In deze zaak heeft het Gerechtshof Arnhem-Leeuwarden op 4 maart 2021 uitspraak gedaan in hoger beroep inzake de beëindiging van het gezag van de moeder over haar vier minderjarige kinderen. De moeder, die in hoger beroep was gekomen tegen een eerdere beschikking van de rechtbank Midden-Nederland, heeft nooit een beschermende factor voor haar kinderen geboden. De kinderen zijn in 2017 onder toezicht gesteld van de gecertificeerde instelling (GI) vanwege ernstige zorgen over hun welzijn. Ondanks jarenlange hulpverlening is de situatie niet verbeterd. Het hof heeft vastgesteld dat de moeder niet in staat is om een veilige en stabiele opvoedsituatie te bieden, wat blijkt uit de langdurige verwaarlozing en mishandeling die de kinderen hebben ervaren. De moeder heeft weliswaar stappen ondernomen om haar situatie te verbeteren, maar het hof is van oordeel dat zij niet in staat is om de zorg voor de kinderen op zich te nemen. De belangen van de kinderen staan voorop, en het hof heeft daarom besloten het gezag van de moeder te beëindigen en de GI tot voogdes te benoemen. De beschikking van de rechtbank is bekrachtigd, en het hof heeft het verzoek van de moeder om het gezag te herstellen afgewezen.

Uitspraak

GERECHTSHOF ARNHEM-LEEUWARDEN

locatie Leeuwarden
afdeling civiel recht
zaaknummer gerechtshof 200.277.931/01
(zaaknummer rechtbank Midden-Nederland 480152)
beschikking van 4 maart 2021
inzake
[verzoekster],
wonende te [A] ,
verzoekster in hoger beroep,
verder te noemen: de moeder,
advocaat: mr. N.H.G. Beltman te Amsterdam,
en
de raad voor de kinderbescherming,
gevestigd te Utrecht,
verweerder in hoger beroep,
verder te noemen: de raad,
Als overige belanghebbenden zijn aangemerkt:
[de vader],
wonende te [B] ,
verder te noemen: de vader,
en
de gecertificeerde instelling
stichting Samen Veilig Midden-Nederland,
gevestigd te Almere,
verder te noemen: de GI,
en
Zorgboerderij [C],
gevestigd te [D] ,
verder te noemen: het gezinshuis.

1.Het geding in eerste aanleg

Het hof verwijst voor het geding in eerste aanleg naar de beschikking van de rechtbank Midden-Nederland, locatie Lelystad (hierna: de rechtbank), van 31 december 2019, uitgesproken onder voormeld zaaknummer.

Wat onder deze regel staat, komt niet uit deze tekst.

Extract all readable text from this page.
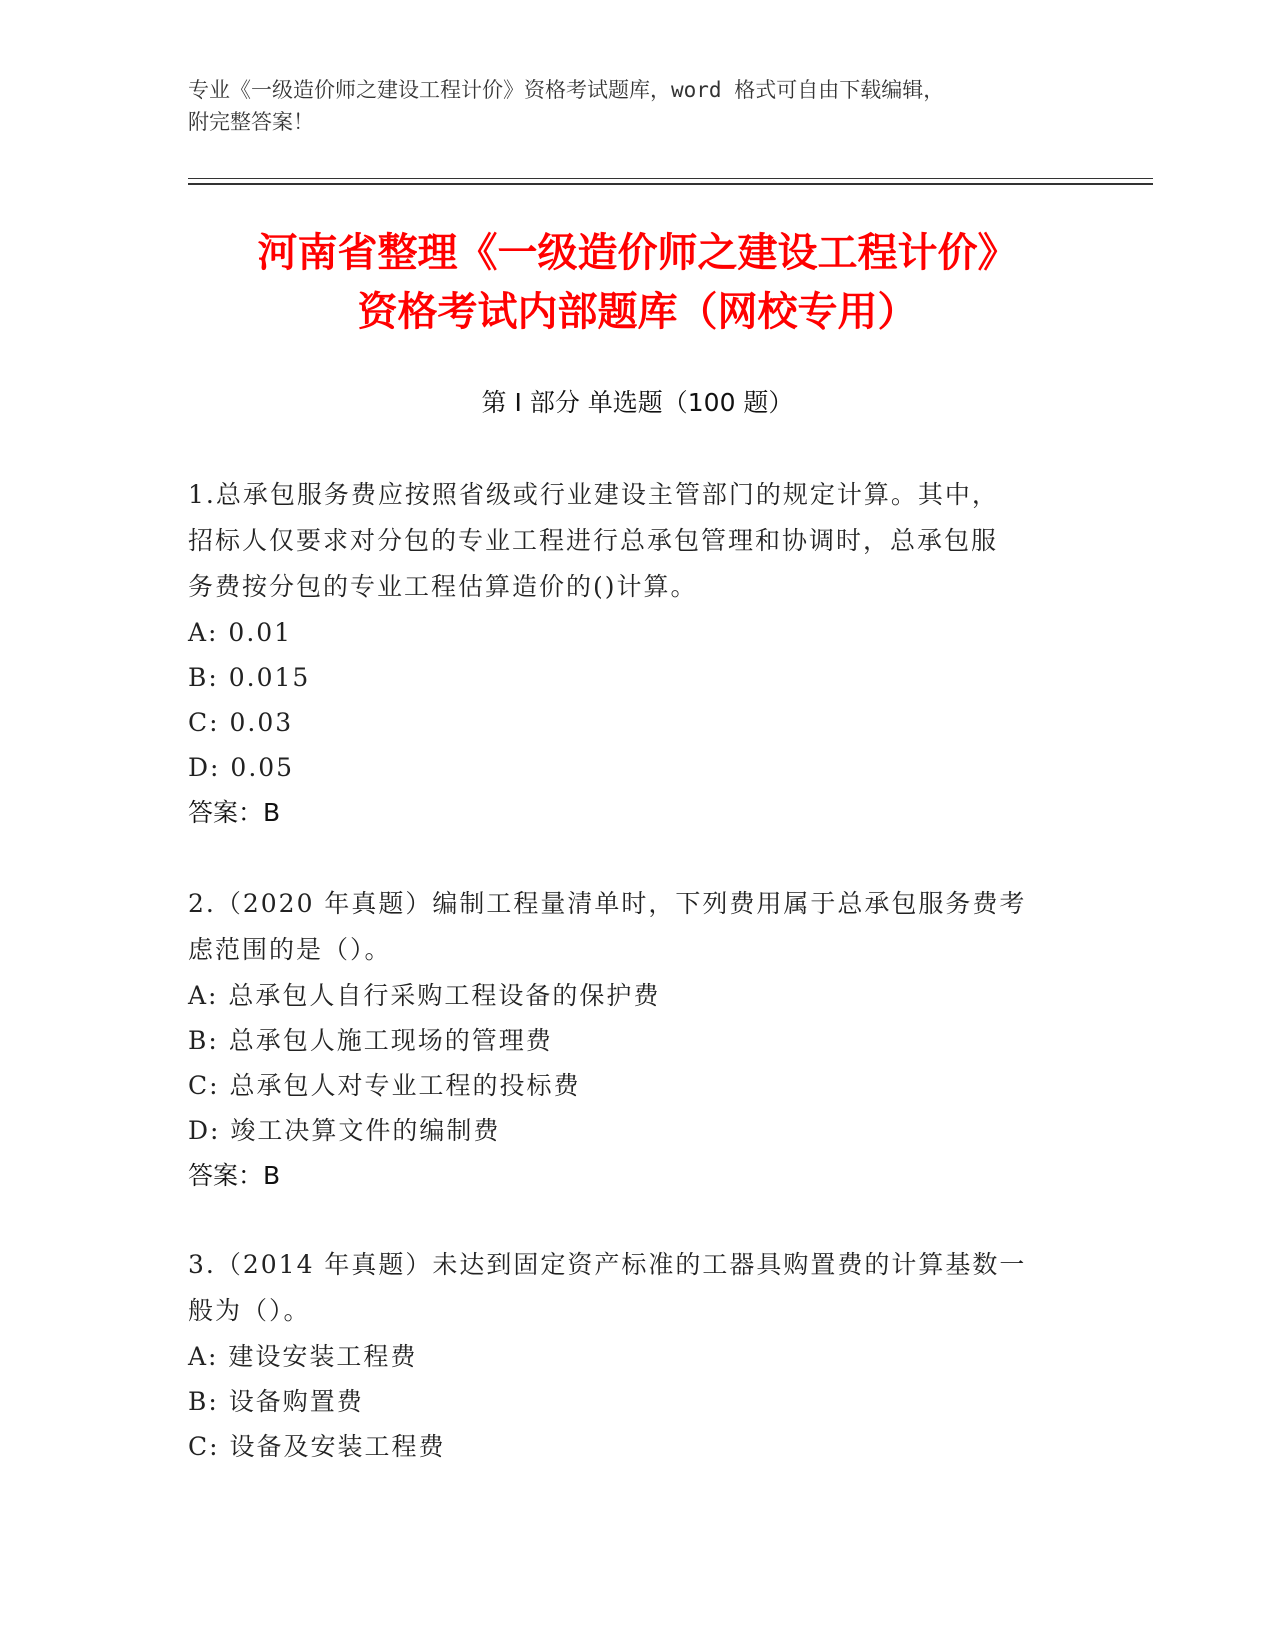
专业《一级造价师之建设工程计价》资格考试题库，word 格式可自由下载编辑，
附完整答案！
河南省整理《一级造价师之建设工程计价》
资格考试内部题库（网校专用）
第 I 部分 单选题（100 题）
1.总承包服务费应按照省级或行业建设主管部门的规定计算。其中，
招标人仅要求对分包的专业工程进行总承包管理和协调时，总承包服
务费按分包的专业工程估算造价的()计算。
A: 0.01
B: 0.015
C: 0.03
D: 0.05
答案：B
2.（2020 年真题）编制工程量清单时，下列费用属于总承包服务费考
虑范围的是（）。
A: 总承包人自行采购工程设备的保护费
B: 总承包人施工现场的管理费
C: 总承包人对专业工程的投标费
D: 竣工决算文件的编制费
答案：B
3.（2014 年真题）未达到固定资产标准的工器具购置费的计算基数一
般为（）。
A: 建设安装工程费
B: 设备购置费
C: 设备及安装工程费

2.Het geding in hoger beroep

2.1
Het verloop van de procedure blijkt uit:
- het beroepschrift met productie(s), ingekomen op 30 maart 2020;
- het verweerschrift van de raad;
- een brief van mr. Beltman van 1 mei 2020 met productie(s);
- een journaalbericht van mr. Beltman van 11 augustus 2020 met productie(s);
- een journaalbericht van mr. Beltman van 1 september 2020 met productie(s);
- een journaalbericht van mr. Beltman van 15 september 2020 met productie(s);
- een brief van de GI van 6 november 2020.
2.2
De mondelinge behandeling heeft op 25 januari 2021 plaatsgevonden. De moeder is verschenen, bijgestaan door haar advocaat. Namens de raad is mevrouw [E] verschenen. Namens de GI waren mevrouw [F] en mevrouw [G] in verband met de coronamaatregelen aanwezig door middel van een Skype-verbinding.

3.De feiten

3.1
De vader en de moeder hebben een affectieve relatie met elkaar gehad. De minderjarige kinderen van de vader en de moeder zijn:
- [de minderjarige1] (hierna: [de minderjarige1] ), geboren [in] 2007;
- [de minderjarige2] (hierna: [de minderjarige2] ), geboren [in] 2008;
- [de minderjarige3] (hierna: [de minderjarige3] ), geboren [in] 2010, en
- [de minderjarige4] (hierna: [de minderjarige4] ), geboren [in] 2011.
Tot de bestreden beschikking hebben de vader en de moeder gezamenlijk het gezag over de minderjarigen uitgeoefend.
3.2
De moeder heeft nog een inmiddels meerderjarige zoon: [de meerderjarige] , geboren [in] 2002.
3.3
De minderjarigen zijn op 29 december 2017 voorlopig onder toezicht gesteld van de GI. Bij beschikking van de rechtbank van 27 maart 2018 zijn de kinderen definitief onder toezicht gesteld van de GI en is een machtiging tot uithuisplaatsing van de minderjarige kinderen verleend. De ondertoezichtstelling is nadien verlengd, laatstelijk tot 29 maart 2020.
3.4
[de minderjarige2] verblijft in een pleeggezin. [de minderjarige1] , [de minderjarige3] en [de minderjarige4] verblijven in het gezinshuis.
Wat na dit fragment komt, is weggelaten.